Corticosteroids are injected locally for an anti-inflammatory effect. In inflammatory conditions of the joints, particularly in rheumatoid arthritis, they are given by intra-articular injection to relieve pain, increase mobility, and reduce deformity in one or a few joints; they can also provide symptomatic relief while waiting for disease-modifying antirheumatic drugs (DMARDs) to take effect. Full aseptic precautions are essential; infected areas should be avoided. Occasionally an acute inflammatory reaction develops after an intra-articular or soft-tissue injection of a corticosteroid. This may be a reaction to the microcrystalline suspension of the corticosteroid used, but must be distinguished from sepsis introduced into the injection site.
Smaller amounts of corticosteroids may also be injected directly into soft tissues for the relief of inflammation in conditions such as tennis or golfer’s elbow or compression neuropathies. In tendinitis, injections should be made into the tendon sheath and not directly into the tendon (due to the absence of a true tendon sheath and a high risk of rupture, the Achilles tendon should not be injected).
Hydrocortisone acetate or one of the synthetic analogues is generally used for local injection. Intra-articular corticosteroid injections can cause flushing and may affect the hyaline cartilage. Each joint should not usually be treated more than 4 times in one year.
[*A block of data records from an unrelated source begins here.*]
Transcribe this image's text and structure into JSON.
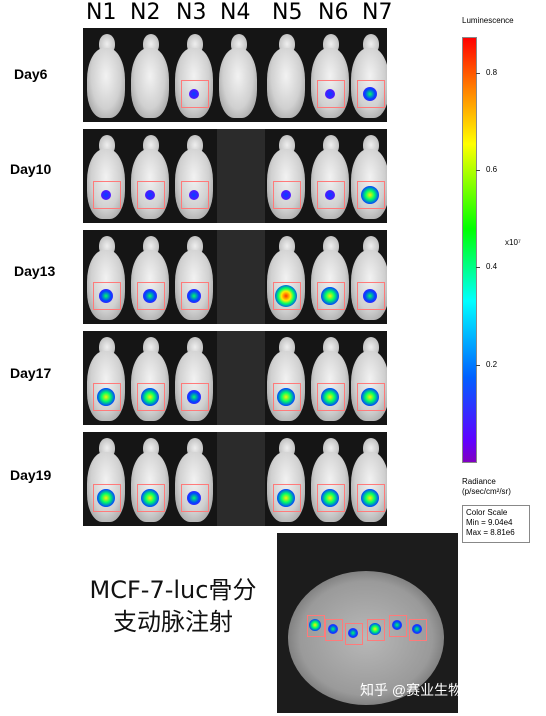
{
  "columns": [
    "N1",
    "N2",
    "N3",
    "N4",
    "N5",
    "N6",
    "N7"
  ],
  "days": [
    "Day6",
    "Day10",
    "Day13",
    "Day17",
    "Day19"
  ],
  "colorbar": {
    "title": "Luminescence",
    "ticks": [
      "0.8",
      "0.6",
      "0.4",
      "0.2"
    ],
    "multiplier": "x10⁷",
    "units_line1": "Radiance",
    "units_line2": "(p/sec/cm²/sr)",
    "box_title": "Color Scale",
    "box_min": "Min = 9.04e4",
    "box_max": "Max = 8.81e6"
  },
  "caption_line1": "MCF-7-luc骨分",
  "caption_line2": "支动脉注射",
  "watermark": "知乎 @赛业生物cyagen",
  "colors": {
    "hot": "#ff3300",
    "warm": "#ffee00",
    "mid": "#00ff66",
    "cool": "#0044ff",
    "low": "#7a00ff"
  }
}
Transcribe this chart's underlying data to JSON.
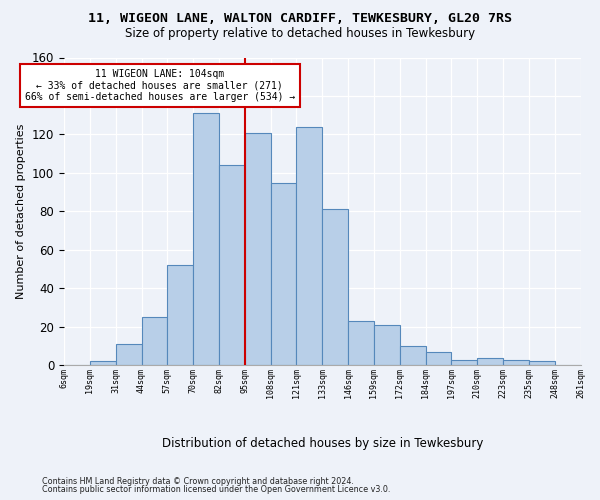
{
  "title1": "11, WIGEON LANE, WALTON CARDIFF, TEWKESBURY, GL20 7RS",
  "title2": "Size of property relative to detached houses in Tewkesbury",
  "xlabel": "Distribution of detached houses by size in Tewkesbury",
  "ylabel": "Number of detached properties",
  "bar_heights": [
    0,
    2,
    11,
    25,
    52,
    131,
    104,
    121,
    95,
    124,
    81,
    23,
    21,
    10,
    7,
    3,
    4,
    3,
    2,
    0
  ],
  "tick_labels": [
    "6sqm",
    "19sqm",
    "31sqm",
    "44sqm",
    "57sqm",
    "70sqm",
    "82sqm",
    "95sqm",
    "108sqm",
    "121sqm",
    "133sqm",
    "146sqm",
    "159sqm",
    "172sqm",
    "184sqm",
    "197sqm",
    "210sqm",
    "223sqm",
    "235sqm",
    "248sqm",
    "261sqm"
  ],
  "bar_color": "#b8cfe8",
  "bar_edge_color": "#5588bb",
  "vline_pos": 6.5,
  "vline_color": "#cc0000",
  "annotation_line1": "11 WIGEON LANE: 104sqm",
  "annotation_line2": "← 33% of detached houses are smaller (271)",
  "annotation_line3": "66% of semi-detached houses are larger (534) →",
  "ylim_max": 160,
  "yticks": [
    0,
    20,
    40,
    60,
    80,
    100,
    120,
    140,
    160
  ],
  "bg_color": "#eef2f9",
  "footer1": "Contains HM Land Registry data © Crown copyright and database right 2024.",
  "footer2": "Contains public sector information licensed under the Open Government Licence v3.0."
}
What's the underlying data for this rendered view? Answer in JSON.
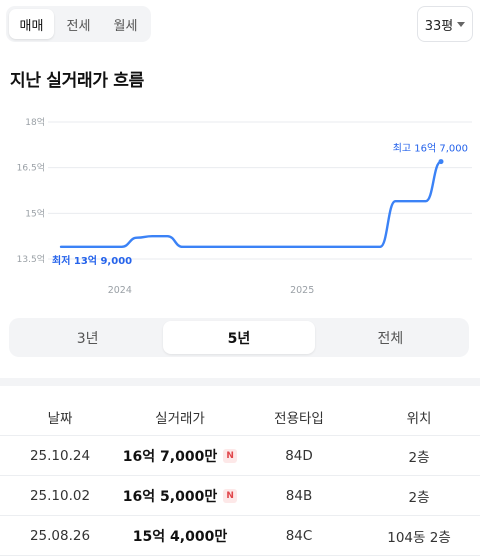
{
  "deal_tabs": {
    "items": [
      {
        "label": "매매",
        "active": true
      },
      {
        "label": "전세",
        "active": false
      },
      {
        "label": "월세",
        "active": false
      }
    ]
  },
  "area_selector": {
    "label": "33평"
  },
  "section_title": "지난 실거래가 흐름",
  "chart_data": {
    "type": "line",
    "x": [
      "2023-09",
      "2023-10",
      "2023-11",
      "2023-12",
      "2024-01",
      "2024-02",
      "2024-03",
      "2024-04",
      "2024-05",
      "2024-06",
      "2024-07",
      "2024-08",
      "2024-09",
      "2024-10",
      "2024-11",
      "2024-12",
      "2025-01",
      "2025-02",
      "2025-03",
      "2025-04",
      "2025-05",
      "2025-06",
      "2025-07",
      "2025-08",
      "2025-09",
      "2025-10"
    ],
    "series": [
      {
        "values": [
          13.9,
          13.9,
          13.9,
          13.9,
          13.9,
          14.2,
          14.25,
          14.25,
          13.9,
          13.9,
          13.9,
          13.9,
          13.9,
          13.9,
          13.9,
          13.9,
          13.9,
          13.9,
          13.9,
          13.9,
          13.9,
          13.9,
          15.4,
          15.4,
          15.4,
          16.7
        ],
        "color": "#3b82f6"
      }
    ],
    "y_unit_label": "억",
    "yticks": [
      "13.5억",
      "15억",
      "16.5억",
      "18억"
    ],
    "ytick_values": [
      13.5,
      15,
      16.5,
      18
    ],
    "xticks": [
      "2024",
      "2025"
    ],
    "xtick_positions": [
      "2024-01",
      "2025-01"
    ],
    "ylim": [
      13.5,
      18
    ],
    "grid": true,
    "annotations": {
      "max": "최고 16억 7,000",
      "min": "최저 13억 9,000"
    }
  },
  "range_tabs": {
    "items": [
      {
        "label": "3년",
        "active": false
      },
      {
        "label": "5년",
        "active": true
      },
      {
        "label": "전체",
        "active": false
      }
    ]
  },
  "table": {
    "headers": [
      "날짜",
      "실거래가",
      "전용타입",
      "위치"
    ],
    "rows": [
      {
        "date": "25.10.24",
        "price": "16억 7,000만",
        "badge": "N",
        "type": "84D",
        "location": "2층"
      },
      {
        "date": "25.10.02",
        "price": "16억 5,000만",
        "badge": "N",
        "type": "84B",
        "location": "2층"
      },
      {
        "date": "25.08.26",
        "price": "15억 4,000만",
        "badge": "",
        "type": "84C",
        "location": "104동 2층"
      }
    ]
  }
}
At Asclepius Medical we use either Kenalog (Triamcinolone Acetate) or Depo-Medrone (Methylprednisolone) as our treatments of choice.
Possible Side Effects of Corticosteroids
Mineralocorticoid side effects are most marked with fludrocortisone, but are significant with hydrocortisone, corticotropin, and tetracosactide. Mineralocorticoid actions are negligible with the high potency glucocorticoids, betamethasone and dexamethasone, and occur only slightly with methylprednisolone, prednisolone, and triamcinolone.